Joe Richey

Personal information
- Born: March 30, 1931 St. Johns, Arizona, U.S.
- Died: April 4, 1995 (aged 64) Fresno, California, U.S.
- Listed height: 6 ft 1 in (1.85 m)
- Listed weight: 178 lb (81 kg)

Career information
- High school: St. Johns (St. Johns, Arizona)
- College: BYU (1950–1953)
- NBA draft: 1953: – round, –
- Drafted by: Minneapolis Lakers
- Position: Forward
- Number: 6

Career highlights
- Consensus second-team All-American (1953); First-team All-Skyline Conference (1953);
- Stats at Basketball Reference

= Joe Richey =

American basketball player

Joseph Richey (March 30, 1931 – April 4, 1995) was an American basketball player. He was an All-American at Brigham Young University (BYU) and later played in the Amateur Athletic Union.

Joe Richey, a 6'1 (1.85 m) forward from St. Johns, Arizona, played at BYU from 1950 to 1953. Richey was a three-year starter and led the Cougars to berths in both the National Invitation Tournament (NIT) and NCAA tournament as a sophomore in 1951. While the Cougars bowed out in the second round in the NCAAs, they won the NIT – defeating Dayton 62–43 in the final. This team is regarded one of the best in BYU history.

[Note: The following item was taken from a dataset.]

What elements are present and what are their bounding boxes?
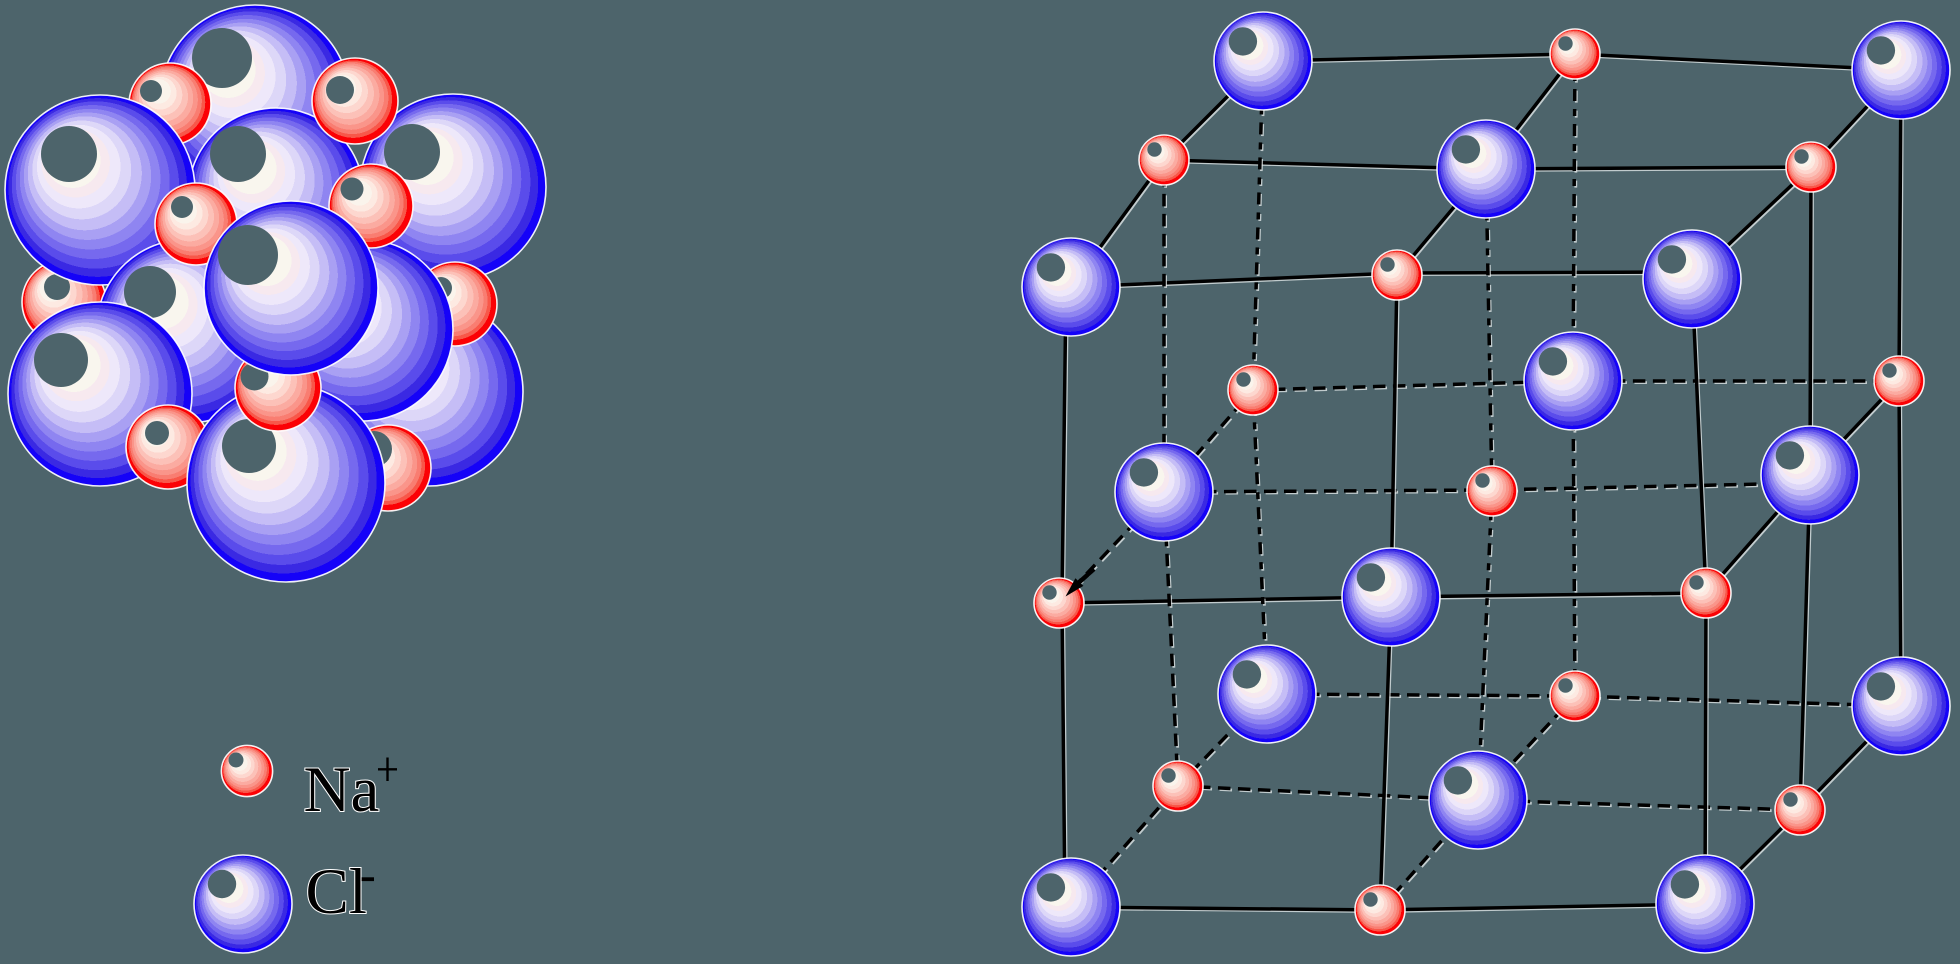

As a junior and senior, Richey led the Cougars in scoring at averages of 14.6 and 17.6 points per game respectively. He was known for his quickness and was a strong rebounder for his size, averaging 6.5 rebounds per game for his career. As a senior in the 1952–53 season, Richey again led the Cougars to the NIT, though this time the Cougars stay was a short one, ending with a first round loss to Niagara. Richey was named a second team consensus All-American at the conclusion of the season. Richey finished with 1,178 points for his BYU career.

Joe Richey was drafted by the Minneapolis Lakers in 1953. He instead played for several years in the AAU for Kirby's Shoes entry in the league.

After his playing days were over, Richey became a paving contractor. He also remained active in the Church of Jesus Christ of Latter-day Saints, becoming an Elder. In 1992, Richey was diagnosed with leukemia. He lived for three more years, during which time he performed a Mormon mission in Birmingham, England. Joe Richey ultimately died of leukemia on April 4, 1995.